Reviewing a Peer’s Optimization
A Code Review Summary for SPO600
For the final project of the Software Portability Course, the class was tasked with reviewing the code of a peer who’d set up a pull request for Chris’ GLIBC repository. For my code review, I decided my good friend John would be a worthy candidate for my review musings, his pull request being found here for those interested in viewing.
There were a few stylistic issues that I brought up, all of which a simple fix would remedy.
The Code
/* Copyright (C) 1991-2017 Free Software Foundation, Inc.
This file is part of the GNU C Library.
The GNU C Library is free software; you can redistribute it and/or
modify it under the terms of the GNU Lesser General Public
License as published by the Free Software Foundation; either
version 2.1 of the License, or (at your option) any later version.
The GNU C Library is distributed in the hope that it will be useful,
but WITHOUT ANY WARRANTY; without even the implied warranty of
MERCHANTABILITY or FITNESS FOR A PARTICULAR PURPOSE. See the GNU
Lesser General Public License for more details.
You should have received a copy of the GNU Lesser General Public
License along with the GNU C Library; if not, see
<http://www.gnu.org/licenses/>. */
#include <string.h>
#include <stdint.h>
#include <libc-pointer-arith.h>
#undef strcspn
#ifndef STRCSPN
# define STRCSPN strcspn
#endif
/* Return the length of the maximum initial segment of S
which contains no characters from REJECT. */
size_t STRCSPN (const char *str, const char *reject)
{
if (__glibc_unlikely (reject[0] == '\\0') ||
__glibc_unlikely (reject[1] == '\\0'))
return __strchrnul (str, reject [0]) - str;
/* Use multiple small memsets to enable inlining on most targets. */
unsigned char table[256];
unsigned char *p = memset(table, 0, 64);
memset(p + 64, 0, 64);
memset(p + 128, 0, 64);
memset(p + 192, 0, 64);
unsigned char *s = (unsigned char*)reject;
unsigned char tmp;
do
p[tmp = *s++] = 1;
while (tmp);
s = (unsigned char*)str;
if (p[s[0]]) return 0;
if (p[s[1]]) return 1;
if (p[s[2]]) return 2;
if (p[s[3]]) return 3;
if (p[s[4]]) return 4;
if (p[s[5]]) return 5;
if (p[s[6]]) return 6;
if (p[s[7]]) return 7;
unsigned int c0, c1, c2, c3, c4, c5, c6, c7;
do
{
s += 8;
c0 = p[s[0]];
c1 = p[s[1]];
c2 = p[s[2]];
c3 = p[s[3]];
c4 = p[s[4]];
c5 = p[s[5]];
c6 = p[s[6]];
c7 = p[s[7]];
} while ((c0 | c1 | c2 | c3 | c4 | c5 | c6 | c7) == 0);
size_t count = s - (unsigned char *)str;
if (c0 | c1 != 0) {
return count - c0 + 1;
}
else if ((c2 | c3) != 0) {
return count - c2 + 3;
}
else if ((c4 | c5) != 0) {
return count - c4 + 5;
}
else {
return count - c6 + 5;
}
}
libc_hidden_builtin_def (strcspn)
The Stylistic Issues In Question
Throughout the GLIBC, a common coding convention can be found throughout the familiar and obscure files. In such convention, is the inclusion of a space between the function name and arguments. John’s editor perhaps did not detect this, and instead replaced all of his code with the common function sans-space argument arrangement.

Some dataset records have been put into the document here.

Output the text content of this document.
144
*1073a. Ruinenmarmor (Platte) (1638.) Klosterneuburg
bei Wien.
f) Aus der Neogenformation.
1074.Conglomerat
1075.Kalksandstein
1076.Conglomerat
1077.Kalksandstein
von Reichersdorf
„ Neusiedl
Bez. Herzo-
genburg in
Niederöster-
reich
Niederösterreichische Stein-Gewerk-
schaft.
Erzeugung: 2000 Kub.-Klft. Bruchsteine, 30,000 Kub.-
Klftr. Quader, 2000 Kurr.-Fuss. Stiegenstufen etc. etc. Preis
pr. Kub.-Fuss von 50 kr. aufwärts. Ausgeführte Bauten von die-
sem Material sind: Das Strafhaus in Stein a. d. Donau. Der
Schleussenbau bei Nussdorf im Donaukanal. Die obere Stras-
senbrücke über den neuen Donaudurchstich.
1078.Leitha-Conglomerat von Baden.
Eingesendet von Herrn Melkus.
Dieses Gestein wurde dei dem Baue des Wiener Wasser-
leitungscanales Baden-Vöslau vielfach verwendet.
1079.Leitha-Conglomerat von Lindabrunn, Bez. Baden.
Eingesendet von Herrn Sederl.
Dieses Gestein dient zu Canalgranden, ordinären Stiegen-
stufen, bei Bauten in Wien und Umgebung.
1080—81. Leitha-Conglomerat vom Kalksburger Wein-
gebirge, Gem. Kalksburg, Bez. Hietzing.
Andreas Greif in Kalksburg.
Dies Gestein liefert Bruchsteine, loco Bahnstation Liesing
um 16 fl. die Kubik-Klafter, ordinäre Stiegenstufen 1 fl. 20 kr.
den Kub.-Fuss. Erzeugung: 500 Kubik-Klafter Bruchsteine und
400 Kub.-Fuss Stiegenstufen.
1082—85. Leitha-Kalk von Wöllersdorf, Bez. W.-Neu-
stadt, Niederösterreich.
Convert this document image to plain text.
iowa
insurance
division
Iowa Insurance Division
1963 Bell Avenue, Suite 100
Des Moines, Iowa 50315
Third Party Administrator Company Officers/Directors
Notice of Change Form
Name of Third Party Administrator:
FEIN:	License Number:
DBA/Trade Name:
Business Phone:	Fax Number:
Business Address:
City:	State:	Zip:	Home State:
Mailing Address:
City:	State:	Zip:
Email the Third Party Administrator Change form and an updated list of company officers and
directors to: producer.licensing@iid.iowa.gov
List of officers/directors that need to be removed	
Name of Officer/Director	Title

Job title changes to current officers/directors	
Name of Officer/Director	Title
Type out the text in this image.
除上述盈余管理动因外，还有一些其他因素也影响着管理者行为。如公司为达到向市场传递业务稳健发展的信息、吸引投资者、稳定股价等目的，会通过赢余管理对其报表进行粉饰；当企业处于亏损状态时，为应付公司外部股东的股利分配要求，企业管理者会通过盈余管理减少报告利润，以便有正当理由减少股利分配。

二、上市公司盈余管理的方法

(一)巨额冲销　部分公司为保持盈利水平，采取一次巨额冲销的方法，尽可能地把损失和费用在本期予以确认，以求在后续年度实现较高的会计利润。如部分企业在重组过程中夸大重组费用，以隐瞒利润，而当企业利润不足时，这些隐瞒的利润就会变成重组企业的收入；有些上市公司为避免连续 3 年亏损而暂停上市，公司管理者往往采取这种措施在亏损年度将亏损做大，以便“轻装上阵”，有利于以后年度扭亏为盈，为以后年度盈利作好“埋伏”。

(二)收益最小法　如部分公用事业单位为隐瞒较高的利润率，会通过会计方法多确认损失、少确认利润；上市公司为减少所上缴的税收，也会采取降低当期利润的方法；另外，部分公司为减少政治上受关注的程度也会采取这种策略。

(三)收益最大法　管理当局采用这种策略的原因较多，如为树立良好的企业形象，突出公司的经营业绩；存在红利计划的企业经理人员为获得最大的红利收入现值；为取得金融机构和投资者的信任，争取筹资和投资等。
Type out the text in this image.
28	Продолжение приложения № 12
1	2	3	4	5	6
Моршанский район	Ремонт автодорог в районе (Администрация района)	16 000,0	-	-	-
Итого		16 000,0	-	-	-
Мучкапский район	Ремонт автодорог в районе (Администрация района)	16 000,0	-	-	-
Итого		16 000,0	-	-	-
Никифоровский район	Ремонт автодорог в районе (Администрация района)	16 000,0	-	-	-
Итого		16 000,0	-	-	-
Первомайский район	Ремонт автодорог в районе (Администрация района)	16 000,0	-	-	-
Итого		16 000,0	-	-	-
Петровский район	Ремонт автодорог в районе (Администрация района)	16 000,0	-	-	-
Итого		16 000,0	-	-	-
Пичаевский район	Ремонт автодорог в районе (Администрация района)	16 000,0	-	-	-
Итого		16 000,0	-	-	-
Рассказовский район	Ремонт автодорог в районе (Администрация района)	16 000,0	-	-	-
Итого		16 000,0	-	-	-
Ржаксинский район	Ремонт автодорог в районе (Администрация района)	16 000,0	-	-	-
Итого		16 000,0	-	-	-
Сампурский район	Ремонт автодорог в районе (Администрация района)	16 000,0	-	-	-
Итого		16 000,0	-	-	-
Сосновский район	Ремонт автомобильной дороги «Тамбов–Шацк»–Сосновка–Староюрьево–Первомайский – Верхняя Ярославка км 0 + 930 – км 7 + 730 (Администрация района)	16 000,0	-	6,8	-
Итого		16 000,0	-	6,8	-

As you can see below, the issue is a minor one which is easily overlooked.
Coding Convention Issue #1: Correct
memset (p + 64, 0, 64);
Coding Convention Issue #1: Incorrect
memset(p + 64, 0, 64);
Another convention issue, was the rearranging of declaration syntax for variables and functions. I won’t deny, the GLIBC’s coding style is unfamiliar to someone who’s experience with C derives from few courses, and I did question why that style of C syntax was deemed essential for the time. Perhaps to reduce line length? This idea does make sense on the low-resolution terminals utilized in the days of old, but does look rather odd to the modern programmer.
Coding Convention Issue #2: Correct
size_t
STRCSPN (const char *str, const char *reject)
Coding Convention Issue #2: Incorrect
size_t STRCSPN (const char *str, const char *reject)
Conclusion
John’s optimizations enable support for 64-bit processing, which is a big improvement to modern servers & programs alike. Having gone through his code modifications for the review, I did not see any issues regarding logic or operations, which in the end will always be the make-it / break-it factor. He did damn good work with the optimization, and with the stylistic change I’ve mentioned above, I think the upstream developers will accept his code contribution without hesitation.